Gemma Scope: Illuminating AI Choice-Making with Open Sparse Autoencoders
Gemma Scope gives researchers and builders unprecedented transparency into the decision-making processes of our Gemma 2 fashions. Appearing like a robust microscope, Gemma Scope makes use of sparse autoencoders (SAEs) to zoom in on particular factors throughout the mannequin and make its interior workings extra interpretable.
These SAEs are specialised neural networks that assist us unpack the dense, advanced info processed by Gemma 2, increasing it right into a type that is simpler to research and perceive. By learning these expanded views, researchers can acquire beneficial insights into how Gemma 2 identifies patterns, processes info, and finally makes predictions. With Gemma Scope, we purpose to assist the AI analysis group uncover find out how to construct extra comprehensible, accountable, and dependable AI techniques.
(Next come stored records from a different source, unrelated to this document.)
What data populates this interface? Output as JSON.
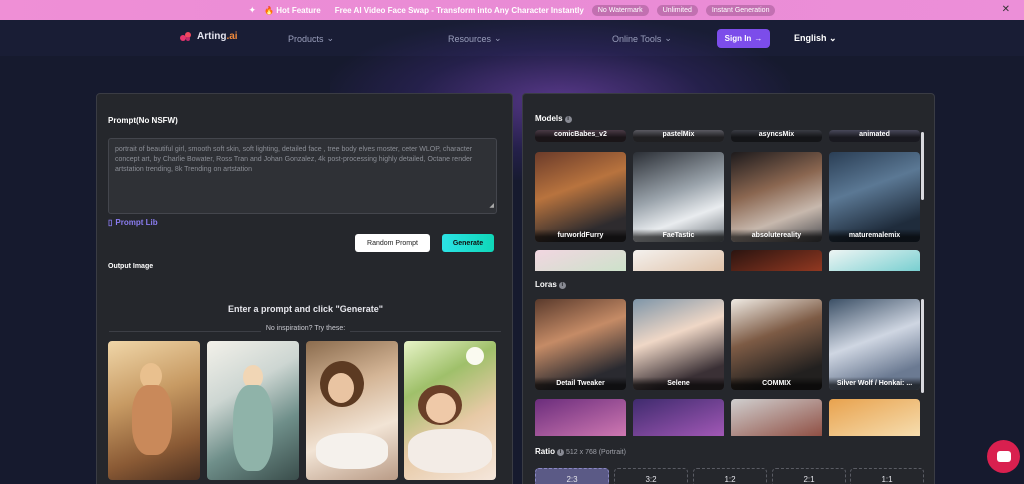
{
  "banner": {
    "spark_icon": "sparkle-icon",
    "hot_label": "🔥 Hot Feature",
    "message": "Free AI Video Face Swap - Transform into Any Character Instantly",
    "pills": [
      "No Watermark",
      "Unlimited",
      "Instant Generation"
    ],
    "close_icon": "close-icon"
  },
  "header": {
    "logo_text": "Arting",
    "logo_suffix": ".ai",
    "nav": [
      {
        "label": "Products",
        "icon": "chevron-down-icon"
      },
      {
        "label": "Resources",
        "icon": "chevron-down-icon"
      },
      {
        "label": "Online Tools",
        "icon": "chevron-down-icon"
      }
    ],
    "sign_in": "Sign In",
    "sign_in_icon": "arrow-right-icon",
    "language": "English",
    "brand_color": "#7c4dea"
  },
  "left": {
    "prompt_label": "Prompt(No NSFW)",
    "prompt_text": "portrait of beautiful girl, smooth soft skin, soft lighting, detailed face , tree body elves moster, ceter WLOP, character concept art, by Charlie Bowater, Ross Tran and Johan Gonzalez, 4k post-processing highly detailed, Octane render artstation trending, 8k Trending on artstation",
    "prompt_lib": "Prompt Lib",
    "random_prompt": "Random Prompt",
    "generate": "Generate",
    "output_label": "Output Image",
    "empty_title": "Enter a prompt and click \"Generate\"",
    "no_inspiration": "No inspiration? Try these:"
  },
  "right": {
    "models_label": "Models",
    "models_top": [
      "comicBabes_v2",
      "pastelMix",
      "asyncsMix",
      "animated"
    ],
    "models": [
      "furworldFurry",
      "FaeTastic",
      "absoluterеality",
      "maturemalemix"
    ],
    "loras_label": "Loras",
    "loras": [
      "Detail Tweaker",
      "Selene",
      "COMMIX",
      "Silver Wolf / Honkai: ..."
    ],
    "ratio_label": "Ratio",
    "ratio_value": "512 x 768 (Portrait)",
    "ratios": [
      "2:3",
      "3:2",
      "1:2",
      "2:1",
      "1:1"
    ]
  },
  "chat_icon": "chat-icon"
}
This is what makes Gemma Scope groundbreaking:
- Interactive demos: Discover SAE options and analyze mannequin habits with out writing code on Neuronpedia.
Study extra about Gemma Scope on the Google DeepMind blog, technical report, and developer documentation.
A Future Constructed on Accountable AI
These releases symbolize our ongoing dedication to offering the AI group with the instruments and sources wanted to construct a future the place AI advantages everybody. We consider that open entry, transparency, and collaboration are important for growing secure and useful AI.
Get Began Right this moment:
- Strive Gemma Scope on Neuronpedia and uncover the interior workings of Gemma 2.
Be a part of us on this thrilling journey in the direction of a extra accountable and useful AI future!